Lake District daffodils immortalised in the romantic poetry of William Wordsworth are in danger of being overrun by a more common variety.

Conservationists claim the character of the daffodil beds on the shores of Ullswater could change unless the widely cultivated daffodils are removed from the area.

Although the wild species, Narcissus pseudonarcissis, is not threatened, it is already showing signs of turning into a hybrid after cross-pollination with the common, much taller, daffodil.

Wardens from the National Trust, which manages the lakeside landscape, have reported that some wild daffodils in Glencoyne Bay, also known as Wordsworth Point, have taken on the characteristics of the common daffodil.

Horticulturists from the Daffodil Society believe rival common bulbs must be dug up so the wild flowers, which have attracted literary tourists to the area, can continue to dominate. Adrian Whitely, a senior botanist at the Royal Horticultural Society, said: "There is a concern because the characteristics of the wild flowers may change around the fringes of the beds. They may start to change when the clumps get bigger – the answer is to remove the common ones."

He added that hybridisation through the seedlings was a danger although the current bed of wild flowers was not at risk. He said: "All the existing flowers will continue to grow. Their only threat is if they are taken away or attacked by infestation."

Wordsworth celebrated the daffodils "beside the lake, beneath the trees, fluttering and dancing in the breeze" in his 1804 poem. The moment is also captured in his sister Dorothy's journal for 15 April 1802, when the pair were walking at Gowbarrow Park by Ullswater. "I never saw daffodils so beautiful ... they tossed and reeled and danced in the wind," she wrote.

Ken Ratcliffe, the National Trust's senior warden, said: "The daffodils are an historic feature of Ullswater. They are a living link going back to the times when William Wordsworth and his sister roamed the valleys.

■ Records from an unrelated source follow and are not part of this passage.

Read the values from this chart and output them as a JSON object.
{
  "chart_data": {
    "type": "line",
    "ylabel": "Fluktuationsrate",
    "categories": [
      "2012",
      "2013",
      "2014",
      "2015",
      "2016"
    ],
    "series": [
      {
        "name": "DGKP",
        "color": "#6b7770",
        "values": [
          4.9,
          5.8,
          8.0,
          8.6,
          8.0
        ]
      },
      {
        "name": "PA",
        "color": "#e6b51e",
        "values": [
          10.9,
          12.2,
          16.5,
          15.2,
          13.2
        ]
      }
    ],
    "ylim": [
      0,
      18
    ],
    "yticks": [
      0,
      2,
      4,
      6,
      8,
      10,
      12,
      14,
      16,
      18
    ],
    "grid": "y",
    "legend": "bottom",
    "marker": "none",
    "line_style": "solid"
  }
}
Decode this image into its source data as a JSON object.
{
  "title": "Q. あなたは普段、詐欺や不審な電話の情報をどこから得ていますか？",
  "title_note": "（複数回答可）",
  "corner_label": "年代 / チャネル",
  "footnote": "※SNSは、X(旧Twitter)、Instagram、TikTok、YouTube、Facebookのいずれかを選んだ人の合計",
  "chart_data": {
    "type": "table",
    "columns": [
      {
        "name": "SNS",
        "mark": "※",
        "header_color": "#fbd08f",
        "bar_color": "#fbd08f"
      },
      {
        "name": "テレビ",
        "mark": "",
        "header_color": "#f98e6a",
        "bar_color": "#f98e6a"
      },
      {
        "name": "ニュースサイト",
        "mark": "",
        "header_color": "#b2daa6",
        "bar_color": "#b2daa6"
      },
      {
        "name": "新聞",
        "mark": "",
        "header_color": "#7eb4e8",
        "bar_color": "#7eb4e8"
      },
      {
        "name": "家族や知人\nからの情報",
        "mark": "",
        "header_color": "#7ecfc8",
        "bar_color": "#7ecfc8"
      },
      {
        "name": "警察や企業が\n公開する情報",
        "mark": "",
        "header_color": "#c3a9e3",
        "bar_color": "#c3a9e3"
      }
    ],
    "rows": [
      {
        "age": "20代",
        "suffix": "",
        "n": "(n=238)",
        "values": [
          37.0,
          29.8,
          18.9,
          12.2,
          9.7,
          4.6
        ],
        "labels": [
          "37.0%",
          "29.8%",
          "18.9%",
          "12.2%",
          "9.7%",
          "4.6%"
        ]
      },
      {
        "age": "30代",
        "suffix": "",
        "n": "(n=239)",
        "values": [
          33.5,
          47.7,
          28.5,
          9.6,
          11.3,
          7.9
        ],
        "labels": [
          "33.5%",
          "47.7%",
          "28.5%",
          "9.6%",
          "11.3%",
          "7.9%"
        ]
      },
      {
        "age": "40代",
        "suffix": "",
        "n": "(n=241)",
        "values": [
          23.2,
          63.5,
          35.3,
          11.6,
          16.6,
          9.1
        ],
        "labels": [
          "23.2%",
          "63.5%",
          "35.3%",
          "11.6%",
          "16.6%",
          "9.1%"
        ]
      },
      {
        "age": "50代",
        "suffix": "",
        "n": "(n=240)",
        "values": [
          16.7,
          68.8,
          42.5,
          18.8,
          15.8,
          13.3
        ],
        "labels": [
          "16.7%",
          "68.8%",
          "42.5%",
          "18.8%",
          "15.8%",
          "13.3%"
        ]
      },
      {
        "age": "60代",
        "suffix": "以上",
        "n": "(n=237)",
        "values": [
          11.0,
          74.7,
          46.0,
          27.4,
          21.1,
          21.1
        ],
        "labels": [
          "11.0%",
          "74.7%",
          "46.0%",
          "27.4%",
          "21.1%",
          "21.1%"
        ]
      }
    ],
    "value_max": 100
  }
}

"There are around 200 of the common species and we do not know where they have come from. They are on our land and someone has planted them but we don't know who.

"If we do not move the common variety they will eventually take over. The wild ones will become larger and turn into the more common variety. The common ones grow much more vigorously."

The wild daffodil is found all over the British Isles and there is speculation it was introduced by the Romans.

The common variety, which has a multitude of hybrids, does not have a Latin name, because it has been germinated over the past 100 years by many different people in Britain.

There are 35,000 different varieties and telling them apart is virtually impossible. Even experts cannot name them. The most common varieties are Golden Harvest and King Alfred.